We caught up with the physiology lead of the Canadian Sports Institute (Pacific), Trent Stellingwerff. A specialist in performance nutrition, with a bachelor of science in human nutrition and exercise Physiology at Cornell University and a Ph.D. from the University of Guelph in exercise and skeletal muscle physiology, Stellingwerff is a member of the Team Canada Integrated Support Team.

Below is our chat on what he has to say about running in extreme heat.

Canadian Running: How much does it matter what a runner eats the day before a hot and humid race?

Trent Stellingwerff: In short, what you eat, in terms of food, can have an impact, but nowhere near the importance of what you drink. The most critical part of hydration strategy takes place on race day, but the day before is important too. The day prior, athletes should aim to be well hydrated based on their own individual needs. There is no set number that works for everyone. Depending on an athlete’s size, activity level and the weather, hydration needs the day before can vary from 1.5 to four litres. The best thing to do is just to have athletes aim for pale yellow urine. However, a lot of athletes are type-A [chuckles] and tend to assume that more is always better. In the case of pre-race hydration, it isn’t. If they’re going to the bathroom frequently and their urine is clear, they’re overdoing it and putting themselves at risk of sodium depletion, a condition known as hyponatremia.

CR: How much does the heat and humidity impact a runner?

TS: There are actually a whole bunch of studies that can allow us to calculate how much the conditions are going to slow down the athletes. Knowing that, the biggest thing is for athletes to respect the heat. In the women’s marathon, they went out pretty cautiously and that was definitely a smart move based on the conditions. On paper, it looks like Rachel Hannah and Catherine Watkins were well off their times, but in reality, their performances were pretty great for the conditions. Ideal marathoning temperature is around 11-12 degrees celsius.

CR: What is the day-of strategy to help runners beat the heat?

TS: At the start of the women’s marathon, we had ice vests that the runners could wear so that they’d start off feeling as cool as possible. In the race walk, we had ice hats at each of the aid stations, so the athletes could switch for fresh cool ones every couple of Ks. The athletes that I work with, they know their own bodies, their sweat rates and have a plan for how much fluid they need to take in on the course, but still, when it’s hot out, they can end up losing a significant amount of body weight from water loss.

The decathlon is starting tomorrow and since for that event we’ve got athletes that will be competing at different times, but staying out in the heat at the track all day, I bring a cooler filled with ice water with me and just periodically make sure that the athletes have one to keep their core temperature down. This is something that your average runner can do pretty easily. If you have to do a workout on a really brutal day, bring a cooler with you and if you’re doing intervals, drape a cool towel around your neck on each rest rotation. Keeping your temperature down will guarantee you a better workout.
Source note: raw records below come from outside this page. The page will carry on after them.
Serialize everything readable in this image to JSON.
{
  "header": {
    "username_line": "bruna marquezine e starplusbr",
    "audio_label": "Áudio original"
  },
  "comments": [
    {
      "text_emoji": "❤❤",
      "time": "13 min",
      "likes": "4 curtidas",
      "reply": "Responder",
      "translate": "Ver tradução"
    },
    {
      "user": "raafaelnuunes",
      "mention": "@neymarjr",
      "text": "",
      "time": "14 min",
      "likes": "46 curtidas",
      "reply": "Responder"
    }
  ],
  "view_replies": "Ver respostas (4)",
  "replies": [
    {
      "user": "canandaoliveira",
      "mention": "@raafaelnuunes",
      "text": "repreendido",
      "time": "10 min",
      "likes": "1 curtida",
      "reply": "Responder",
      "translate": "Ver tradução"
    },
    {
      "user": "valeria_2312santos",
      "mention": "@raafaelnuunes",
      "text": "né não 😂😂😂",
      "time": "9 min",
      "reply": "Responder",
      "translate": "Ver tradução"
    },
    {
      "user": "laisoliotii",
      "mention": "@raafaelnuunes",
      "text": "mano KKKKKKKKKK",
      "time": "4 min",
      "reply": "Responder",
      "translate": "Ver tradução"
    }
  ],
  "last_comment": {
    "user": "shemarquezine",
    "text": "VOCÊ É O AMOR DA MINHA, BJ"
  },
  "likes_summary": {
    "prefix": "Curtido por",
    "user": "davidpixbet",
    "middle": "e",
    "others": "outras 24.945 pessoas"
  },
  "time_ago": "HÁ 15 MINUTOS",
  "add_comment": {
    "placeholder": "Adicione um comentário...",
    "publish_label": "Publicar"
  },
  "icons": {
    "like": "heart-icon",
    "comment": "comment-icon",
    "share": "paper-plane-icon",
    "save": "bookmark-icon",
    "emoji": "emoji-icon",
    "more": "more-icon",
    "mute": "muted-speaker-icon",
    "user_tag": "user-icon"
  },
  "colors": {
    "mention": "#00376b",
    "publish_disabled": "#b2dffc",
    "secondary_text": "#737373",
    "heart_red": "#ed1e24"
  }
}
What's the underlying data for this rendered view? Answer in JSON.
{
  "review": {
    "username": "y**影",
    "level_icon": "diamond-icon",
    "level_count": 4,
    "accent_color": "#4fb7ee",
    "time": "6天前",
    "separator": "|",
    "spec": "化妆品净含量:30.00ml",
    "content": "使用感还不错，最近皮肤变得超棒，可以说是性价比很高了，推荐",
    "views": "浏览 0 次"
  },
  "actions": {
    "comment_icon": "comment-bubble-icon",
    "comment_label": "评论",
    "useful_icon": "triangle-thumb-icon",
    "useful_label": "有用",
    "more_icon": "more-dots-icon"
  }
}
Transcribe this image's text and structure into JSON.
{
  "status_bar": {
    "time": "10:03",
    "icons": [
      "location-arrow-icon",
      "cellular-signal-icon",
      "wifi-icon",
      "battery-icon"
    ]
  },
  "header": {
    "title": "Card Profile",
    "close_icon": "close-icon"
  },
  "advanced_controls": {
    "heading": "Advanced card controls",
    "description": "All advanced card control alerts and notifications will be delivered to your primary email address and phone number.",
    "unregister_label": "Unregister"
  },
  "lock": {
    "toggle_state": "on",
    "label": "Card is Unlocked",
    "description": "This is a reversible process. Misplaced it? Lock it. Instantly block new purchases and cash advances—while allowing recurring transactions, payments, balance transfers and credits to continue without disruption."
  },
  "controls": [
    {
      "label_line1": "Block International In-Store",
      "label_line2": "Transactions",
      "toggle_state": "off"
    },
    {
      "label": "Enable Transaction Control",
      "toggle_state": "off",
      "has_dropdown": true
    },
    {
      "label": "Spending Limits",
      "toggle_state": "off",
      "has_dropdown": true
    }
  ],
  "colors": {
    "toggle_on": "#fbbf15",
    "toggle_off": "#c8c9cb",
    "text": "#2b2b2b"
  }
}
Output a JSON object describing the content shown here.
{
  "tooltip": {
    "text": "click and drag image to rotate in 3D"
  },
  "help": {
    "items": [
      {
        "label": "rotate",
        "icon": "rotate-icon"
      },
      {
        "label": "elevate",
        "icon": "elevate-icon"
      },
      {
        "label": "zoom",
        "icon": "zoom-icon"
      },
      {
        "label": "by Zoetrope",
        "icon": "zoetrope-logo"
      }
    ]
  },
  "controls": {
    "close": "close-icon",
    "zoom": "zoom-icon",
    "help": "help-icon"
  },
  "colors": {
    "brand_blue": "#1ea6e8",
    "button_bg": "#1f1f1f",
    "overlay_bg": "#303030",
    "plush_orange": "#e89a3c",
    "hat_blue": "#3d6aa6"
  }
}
Rachel Hannah and Catherine Watkins wearing ice vests
Rachel Hannah and Catherine Watkins wearing ice vests

CR: What’s the post-race strategy?

TS: If it’s a marathon race you’ve just finished, I would say have a lot of water and then get out for a beer with your buddies, you’re going to be wrecked for a few days anyways! But if it’s a long training run that you’ve been on and you need to be fresh in order to continue training the next day, obviously that isn’t a good plan. If that is a case, you should be taking in fluid that ideally contains both carbohydrate and sodium, cooling yourself down, getting out of the sun, etc.